Le mystère de la maison du Puy

Le mystère de la maison du Puy
Autrice : Françoise Miard-Muller

Texte de présentation

Février 1853. Deux curieuses lettres lui parvenant de personnes qu'elle a perdues de vue depuis plusieurs années poussent Victorine de Beauval, jeune veuve de 23 ans, à sortir de son abattement. Sa nourrice lui fait transmettre un message d'outre-tombe : le secret qu'elle devait lui révéler, seul sa fille Rose peut le lui transmettre. La deuxième lettre, qui émane d'une amie l'invitant à Paris, la laisse perplexe.
Du château des Tuileries aux garnis miteux de quartiers populaires, Victorine découvre un Paris aux différences saisissantes. Des blanchisseuses du quartier du Temple à Paris aux dentellières du Puy-en-Velay, sa quête de vérité déclenche une succession d'événements graves ; le danger rôde autour de Victorine qui doit s'appuyer sur des forces qu'elle croyait éteintes pour transcender ses peurs, gagner en liberté d'action.
Aidée par le commissaire Claude et son inspecteur "le Requin", Victorine mène son enquête pour lever le voile sur un lourd secret enfoui sous des années de silence.

Mon avis : Bien

Février 1853. Depuis le décès de son époux, Victorine de Beauval vit retirée dans son domaine situé sur les hauteurs de Saint-Pierre-les-Étieux, dans le Cher, alternant nuits sans sommeil et journées mornes. C'est alors qu'elle reçoit successivement deux lettres étranges provenant de deux personnes dont elle est sans nouvelles depuis plusieurs années, l'une du père Paul, l'autre d'Anne de Villeprieux, une amie d'enfance. Deux lettres qui vont la conduire à Paris puis au Puy-en-Velay à la quête d'un terrible secret, mais le chemin vers la vérité sera parsemé d'embûches et de dangers mortels...

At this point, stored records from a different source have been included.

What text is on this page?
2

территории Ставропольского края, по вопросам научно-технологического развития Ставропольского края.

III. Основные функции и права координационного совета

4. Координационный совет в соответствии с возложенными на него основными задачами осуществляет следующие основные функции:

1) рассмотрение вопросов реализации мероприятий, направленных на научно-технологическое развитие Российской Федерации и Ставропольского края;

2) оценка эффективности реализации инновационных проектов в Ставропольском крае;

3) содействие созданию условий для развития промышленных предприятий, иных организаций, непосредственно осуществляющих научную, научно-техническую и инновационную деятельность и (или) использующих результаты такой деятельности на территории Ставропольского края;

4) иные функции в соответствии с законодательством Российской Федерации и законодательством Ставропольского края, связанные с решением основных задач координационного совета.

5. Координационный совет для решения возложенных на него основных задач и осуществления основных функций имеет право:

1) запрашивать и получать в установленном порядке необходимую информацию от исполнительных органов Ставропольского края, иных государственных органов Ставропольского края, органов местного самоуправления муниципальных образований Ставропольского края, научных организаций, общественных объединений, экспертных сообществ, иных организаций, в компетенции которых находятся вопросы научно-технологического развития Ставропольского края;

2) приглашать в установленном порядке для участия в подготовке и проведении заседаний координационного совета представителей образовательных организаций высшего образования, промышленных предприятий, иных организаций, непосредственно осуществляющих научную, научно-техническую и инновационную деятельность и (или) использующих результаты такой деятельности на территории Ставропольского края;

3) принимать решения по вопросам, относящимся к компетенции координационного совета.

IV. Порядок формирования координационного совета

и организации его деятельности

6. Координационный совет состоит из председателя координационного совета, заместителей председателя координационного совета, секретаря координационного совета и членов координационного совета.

Une fresque de la "vraie vie" sous le Second Empire
Situé sous le Second Empire, ce roman nous offre un vaste et intéressant panorama de la vie quotidienne des Français, aussi bien à Paris qu'en province. Si l'on connaît plutôt bien la grande histoire de cette période, que l'auteur a pris soin, de manière très utile, de rappeler en ouverture de roman, la vie au jour le jour des Français d'alors nous est bien moins familière. Et c'est en suivant l'épopée de Victorine, l'héroïne de ce roman, que le lecteur découvre en détail comment vivaient les hommes et les femmes de cette époque.

Loin de la vie fastueuse de la cour impériale, faite de réceptions, de bals et autres divertissements, ou même de celle de la grande bourgeoisie, qui vit dans des hôtels particuliers et va au spectacle, ce roman explore la vie des "petites gens", celle que l'on connaît si mal et qui est pourtant celle de la majorité de la population. Car la France sous le Second Empire demeure un pays en grande majorité rural, marqué par une espérance de vie faible, des inégalités sociales toujours plus fortes, des logements insalubres, etc. Avec Victorine, nous découvrons les trajets en malle-poste, les petits métiers d'alors – blanchisseuses, lingères, dentellières, etc. –, les quartiers populaires de Paris, les vêtements, etc.

"Elles arrivèrent rapidement devant un immeuble miteux de trois étages, au numéro deux. Louis poussa une porte aux lattes de bois délavées, rongées par les pluies et le temps. Elles entrèrent dans un couloir peu large qui débouchait sur une courette. Des odeurs d'ordures ménagères et de latrines prenaient à la gorge. Sur la droite, une masure de chiffonnier renforçait la puanteur des lieux. Sur la gauche se trouvait l'escalier qui menait aux garnis. Dans la cage d'escalier étroite, un mur lépreux, aux moisissures et desquamations importantes, donnait rapidement une indication sur l'état de salubrité de l'immeuble. Les marches en bois, glissantes des dépôts successifs de terre, de saleté, de vestiges d'ordures ménagères tombées avant le dépôt dans la cour, offraient peu de sécurité."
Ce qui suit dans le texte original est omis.